Nous avons déjà démontré que, dans l’histoire des jumeaux, la durée des phases d’accélération et de décélération était insuffisante pour expliquer l’écart des âges constaté au retour, à moins de supposer que le calcul de Langevin est faux, ce que personne ne prétend. Pourtant beaucoup de vulgarisateurs ont affirmé que les effets relativistes sur la longueur et le temps de celui qui se meut n’est qu’une illusion pendant les phases de mouvement inertiel. Comment peuvent ils expliquer une telle illusion ?
La contraction des longueurs par effet de perspective
Ceux qui se risquent à expliquer comment se produit l’illusion de contraction des longueurs, la fonde sur un effet de perspective. C’est comme lorsque nous regardons un objet au loin, qui de ce fait nous semble plus petit, ou encore lorsque nous le regardons, non pas latéralement, mais des trois-quart, il nous paraît alors plus court. C’est un peu léger. Une autre version attribue le phénomène au fait que nous ne voyons pas les deux extrémités au même instant en raison du délai de transmission plus long de l’image provenant de l’extrémité la plus éloignée.

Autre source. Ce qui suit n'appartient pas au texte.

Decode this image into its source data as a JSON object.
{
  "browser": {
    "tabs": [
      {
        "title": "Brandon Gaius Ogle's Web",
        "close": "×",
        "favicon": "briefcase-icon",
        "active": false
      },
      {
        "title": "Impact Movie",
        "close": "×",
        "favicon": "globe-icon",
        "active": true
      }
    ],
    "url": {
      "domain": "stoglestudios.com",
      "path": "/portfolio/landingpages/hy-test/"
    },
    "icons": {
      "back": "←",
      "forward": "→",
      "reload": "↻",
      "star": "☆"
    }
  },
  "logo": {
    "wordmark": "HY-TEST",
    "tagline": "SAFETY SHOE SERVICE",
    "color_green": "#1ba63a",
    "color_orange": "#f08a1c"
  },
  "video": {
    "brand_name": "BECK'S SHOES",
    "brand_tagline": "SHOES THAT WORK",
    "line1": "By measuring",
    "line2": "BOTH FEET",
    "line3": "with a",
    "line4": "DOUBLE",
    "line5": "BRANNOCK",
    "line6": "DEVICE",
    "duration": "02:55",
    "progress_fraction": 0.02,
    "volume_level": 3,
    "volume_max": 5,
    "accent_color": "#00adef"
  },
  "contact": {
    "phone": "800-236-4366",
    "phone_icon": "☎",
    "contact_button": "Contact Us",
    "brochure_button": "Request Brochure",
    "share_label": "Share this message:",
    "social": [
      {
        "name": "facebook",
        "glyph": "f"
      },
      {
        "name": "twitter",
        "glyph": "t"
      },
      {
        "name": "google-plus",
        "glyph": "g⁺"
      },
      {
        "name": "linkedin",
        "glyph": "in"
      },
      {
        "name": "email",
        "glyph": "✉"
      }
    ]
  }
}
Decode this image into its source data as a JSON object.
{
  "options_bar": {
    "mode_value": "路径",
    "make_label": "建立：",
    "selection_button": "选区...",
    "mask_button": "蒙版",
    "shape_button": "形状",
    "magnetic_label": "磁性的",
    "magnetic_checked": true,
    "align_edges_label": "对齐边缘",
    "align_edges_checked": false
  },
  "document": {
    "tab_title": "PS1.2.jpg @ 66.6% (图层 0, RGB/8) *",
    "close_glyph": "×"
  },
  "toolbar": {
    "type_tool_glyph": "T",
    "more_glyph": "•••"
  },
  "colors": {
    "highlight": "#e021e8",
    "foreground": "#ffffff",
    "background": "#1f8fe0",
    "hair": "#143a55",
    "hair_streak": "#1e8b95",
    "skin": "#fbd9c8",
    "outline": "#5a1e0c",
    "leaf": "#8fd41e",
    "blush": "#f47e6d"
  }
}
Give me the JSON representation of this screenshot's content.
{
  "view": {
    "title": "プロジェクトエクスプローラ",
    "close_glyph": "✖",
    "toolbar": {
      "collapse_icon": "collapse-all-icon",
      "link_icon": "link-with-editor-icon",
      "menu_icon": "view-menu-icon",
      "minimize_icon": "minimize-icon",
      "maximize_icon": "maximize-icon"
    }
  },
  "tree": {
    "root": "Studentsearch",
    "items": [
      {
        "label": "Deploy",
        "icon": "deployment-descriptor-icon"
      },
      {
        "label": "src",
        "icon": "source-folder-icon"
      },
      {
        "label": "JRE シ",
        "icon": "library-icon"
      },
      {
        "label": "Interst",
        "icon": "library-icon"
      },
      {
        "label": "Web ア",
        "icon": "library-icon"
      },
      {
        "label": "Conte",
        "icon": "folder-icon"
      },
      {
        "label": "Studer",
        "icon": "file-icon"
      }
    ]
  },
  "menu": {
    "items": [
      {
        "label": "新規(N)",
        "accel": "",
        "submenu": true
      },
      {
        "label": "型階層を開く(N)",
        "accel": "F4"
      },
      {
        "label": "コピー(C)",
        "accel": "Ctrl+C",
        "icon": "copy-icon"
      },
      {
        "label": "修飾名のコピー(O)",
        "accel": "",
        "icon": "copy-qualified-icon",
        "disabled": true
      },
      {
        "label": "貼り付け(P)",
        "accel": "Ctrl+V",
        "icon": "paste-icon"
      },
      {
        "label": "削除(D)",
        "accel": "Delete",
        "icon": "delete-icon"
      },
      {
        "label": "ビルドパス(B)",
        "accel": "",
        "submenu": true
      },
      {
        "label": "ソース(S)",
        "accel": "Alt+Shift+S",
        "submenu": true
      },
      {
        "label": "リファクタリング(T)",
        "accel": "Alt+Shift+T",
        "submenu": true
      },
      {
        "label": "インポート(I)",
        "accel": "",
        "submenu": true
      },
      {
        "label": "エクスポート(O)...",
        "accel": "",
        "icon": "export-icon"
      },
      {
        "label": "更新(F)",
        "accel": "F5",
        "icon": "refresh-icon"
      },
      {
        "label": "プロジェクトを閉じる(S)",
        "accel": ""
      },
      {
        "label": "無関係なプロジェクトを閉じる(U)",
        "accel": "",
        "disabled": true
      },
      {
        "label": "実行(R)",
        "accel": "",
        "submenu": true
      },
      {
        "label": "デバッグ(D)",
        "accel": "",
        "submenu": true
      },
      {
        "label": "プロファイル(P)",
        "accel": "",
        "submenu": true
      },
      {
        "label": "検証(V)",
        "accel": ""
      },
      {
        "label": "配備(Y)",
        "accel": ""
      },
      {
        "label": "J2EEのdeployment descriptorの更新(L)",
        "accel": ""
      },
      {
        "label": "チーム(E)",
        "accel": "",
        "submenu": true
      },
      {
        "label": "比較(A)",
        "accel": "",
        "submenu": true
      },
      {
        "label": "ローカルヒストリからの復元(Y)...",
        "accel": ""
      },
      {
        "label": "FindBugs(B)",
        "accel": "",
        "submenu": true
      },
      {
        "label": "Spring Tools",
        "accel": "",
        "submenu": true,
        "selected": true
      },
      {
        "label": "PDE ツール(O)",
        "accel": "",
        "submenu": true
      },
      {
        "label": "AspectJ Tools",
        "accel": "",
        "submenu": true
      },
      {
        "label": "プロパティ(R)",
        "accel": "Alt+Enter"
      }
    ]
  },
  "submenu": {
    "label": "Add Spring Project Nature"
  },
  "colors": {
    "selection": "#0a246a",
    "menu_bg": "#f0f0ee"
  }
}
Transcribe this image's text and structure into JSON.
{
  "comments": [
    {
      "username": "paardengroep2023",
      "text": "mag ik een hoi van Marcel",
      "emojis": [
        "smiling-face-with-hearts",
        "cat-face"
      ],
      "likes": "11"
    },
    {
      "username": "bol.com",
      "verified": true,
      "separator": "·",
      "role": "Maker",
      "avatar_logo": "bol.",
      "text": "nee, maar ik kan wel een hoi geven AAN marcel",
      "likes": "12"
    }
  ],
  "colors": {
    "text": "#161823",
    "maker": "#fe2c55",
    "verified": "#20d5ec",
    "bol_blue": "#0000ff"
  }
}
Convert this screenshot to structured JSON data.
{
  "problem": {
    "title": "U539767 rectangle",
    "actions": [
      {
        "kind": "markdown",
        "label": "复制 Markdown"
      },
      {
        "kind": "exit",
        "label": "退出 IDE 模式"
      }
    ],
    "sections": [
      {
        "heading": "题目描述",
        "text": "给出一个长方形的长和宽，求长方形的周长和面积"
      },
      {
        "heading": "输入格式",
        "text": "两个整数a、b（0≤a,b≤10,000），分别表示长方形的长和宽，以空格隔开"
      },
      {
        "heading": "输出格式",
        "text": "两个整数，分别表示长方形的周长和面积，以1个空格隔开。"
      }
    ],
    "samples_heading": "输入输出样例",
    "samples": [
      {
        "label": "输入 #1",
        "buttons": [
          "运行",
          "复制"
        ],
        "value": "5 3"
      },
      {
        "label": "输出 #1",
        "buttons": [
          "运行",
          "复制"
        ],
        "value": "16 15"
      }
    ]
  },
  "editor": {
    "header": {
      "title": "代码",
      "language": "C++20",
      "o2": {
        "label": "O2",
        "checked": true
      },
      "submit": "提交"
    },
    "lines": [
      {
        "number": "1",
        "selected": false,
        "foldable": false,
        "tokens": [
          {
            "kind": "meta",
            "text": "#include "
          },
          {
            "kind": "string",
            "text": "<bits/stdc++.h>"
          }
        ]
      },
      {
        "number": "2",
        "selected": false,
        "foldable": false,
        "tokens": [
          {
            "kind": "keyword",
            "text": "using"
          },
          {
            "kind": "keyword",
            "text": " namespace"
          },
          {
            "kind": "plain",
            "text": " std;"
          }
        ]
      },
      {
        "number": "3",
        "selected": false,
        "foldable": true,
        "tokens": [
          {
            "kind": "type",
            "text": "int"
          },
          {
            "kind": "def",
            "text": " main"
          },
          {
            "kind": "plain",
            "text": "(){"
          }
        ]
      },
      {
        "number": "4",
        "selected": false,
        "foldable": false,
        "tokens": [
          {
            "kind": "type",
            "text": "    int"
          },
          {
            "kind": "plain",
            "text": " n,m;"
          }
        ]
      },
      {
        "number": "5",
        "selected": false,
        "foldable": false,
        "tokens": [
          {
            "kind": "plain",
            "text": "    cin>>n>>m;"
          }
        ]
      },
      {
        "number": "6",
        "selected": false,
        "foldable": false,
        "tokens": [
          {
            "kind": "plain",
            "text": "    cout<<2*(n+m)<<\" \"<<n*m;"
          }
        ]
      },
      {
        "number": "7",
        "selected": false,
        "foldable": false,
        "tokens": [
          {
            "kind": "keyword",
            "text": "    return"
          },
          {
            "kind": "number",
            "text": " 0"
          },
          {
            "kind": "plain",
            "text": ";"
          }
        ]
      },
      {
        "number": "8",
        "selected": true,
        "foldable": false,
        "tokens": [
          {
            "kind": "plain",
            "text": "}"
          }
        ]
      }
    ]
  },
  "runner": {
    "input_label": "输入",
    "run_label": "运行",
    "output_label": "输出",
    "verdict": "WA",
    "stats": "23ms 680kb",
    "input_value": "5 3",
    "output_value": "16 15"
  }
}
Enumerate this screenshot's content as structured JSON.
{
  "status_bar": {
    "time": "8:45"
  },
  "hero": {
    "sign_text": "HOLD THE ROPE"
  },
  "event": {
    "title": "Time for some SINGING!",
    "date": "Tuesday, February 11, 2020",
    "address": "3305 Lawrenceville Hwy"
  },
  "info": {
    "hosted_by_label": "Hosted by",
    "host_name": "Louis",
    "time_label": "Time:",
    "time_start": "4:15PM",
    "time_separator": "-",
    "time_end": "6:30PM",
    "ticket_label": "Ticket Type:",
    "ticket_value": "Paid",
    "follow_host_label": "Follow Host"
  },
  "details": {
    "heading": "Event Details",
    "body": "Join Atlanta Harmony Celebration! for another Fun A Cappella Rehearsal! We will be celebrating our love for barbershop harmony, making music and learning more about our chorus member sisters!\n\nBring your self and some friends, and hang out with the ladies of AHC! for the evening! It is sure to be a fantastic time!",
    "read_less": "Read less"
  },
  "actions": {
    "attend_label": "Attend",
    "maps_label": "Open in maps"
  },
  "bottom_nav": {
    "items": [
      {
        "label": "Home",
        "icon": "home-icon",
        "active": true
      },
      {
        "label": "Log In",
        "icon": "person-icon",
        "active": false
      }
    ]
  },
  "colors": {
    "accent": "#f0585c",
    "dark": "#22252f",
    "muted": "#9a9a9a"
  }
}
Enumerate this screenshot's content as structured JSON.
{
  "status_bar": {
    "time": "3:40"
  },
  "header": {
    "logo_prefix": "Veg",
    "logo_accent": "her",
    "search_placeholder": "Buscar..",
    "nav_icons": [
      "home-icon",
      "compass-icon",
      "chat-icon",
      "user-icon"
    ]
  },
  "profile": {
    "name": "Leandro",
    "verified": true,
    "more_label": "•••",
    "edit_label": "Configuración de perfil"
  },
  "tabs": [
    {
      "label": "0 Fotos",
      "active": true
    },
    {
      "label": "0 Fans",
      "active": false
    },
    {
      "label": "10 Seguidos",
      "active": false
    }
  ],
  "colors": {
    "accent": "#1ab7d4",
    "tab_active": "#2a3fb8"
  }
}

Supposons un objet mobile et très long qui s’approche de l’observateur, passe à proximité puis s’éloigne. Pendant la phase d’approche, l’image de l’extrémité la plus éloignée (l’arrière) met un temps plus long pour parvenir à l’observateur que celle plus proche (l’avant), l’image de l’arrière est donc plus ancienne et correspond à une position plus éloignée dans le temps et dans l’espace que celle de l’avant : l’objet mobile paraîtra plus long qu’il n’est en réalité. Pendant la phase d’éloignement, l’image de l’extrémité la plus éloignée (l’avant) mettra plus de temps à parvenir à l’observateur que l’extrémité la plus proche (l’arrière), l’image de l’avant est plus éloignée dans le temps et donc plus proche dans l’espace : l’objet mobile paraîtra plus court qu’il n’est en réalité. Lorsque le mobile est au plus près de l’observateur, les deux extrémités sont à égale distance et l’objet apparaît à sa longueur réelle. Ce n’est évidemment pas ce qui est attendu, car la contraction relativiste ne dépend pas de la position de l’objet par rapport à l’observateur, mais uniquement de sa vitesse.

Remarquons pour terminer que l’effet de perspective n’explique pas le ralentissement d’un signal périodique émis d’un point fixe sur le référentiel en mouvement, en dehors de l’effet Doppler classique Si la contraction des longueurs est une illusion, elle ne peut s’expliquer par un simple effet de perspective.
La désynchronisation des horloges ne peut expliquer l’illusion relativiste
Nous avons vu que, du fait de son déplacement et de la vitesse invariante de la lumière, la synchronisation des horloges à bord d’un mobile à pour conséquence de faire avancer l’horloge arrière sur celle de l’avant, du point de vue d’un observateur plus lent. Que voit ce dernier, supposé immobile lorsque le mobile défile devant lui ? En supposant qu’il synchronise sa propre horloge sur celle de l’avant du mobile, lorsque celle de l’arrière passera devant lui, force lui sera de constater que celle-ci avance sur la sienne. La seule conclusion logique que l’observateur immobile peut tirer de cette expérience est que le temps passe plus vite à bord du mobile, dont le passager lui affirme que les horloges sont bien synchronisées à son bord. Ce constat est bien évidemment l’inverse de celui attendu d’un ralentissement temporel à bord du mobile.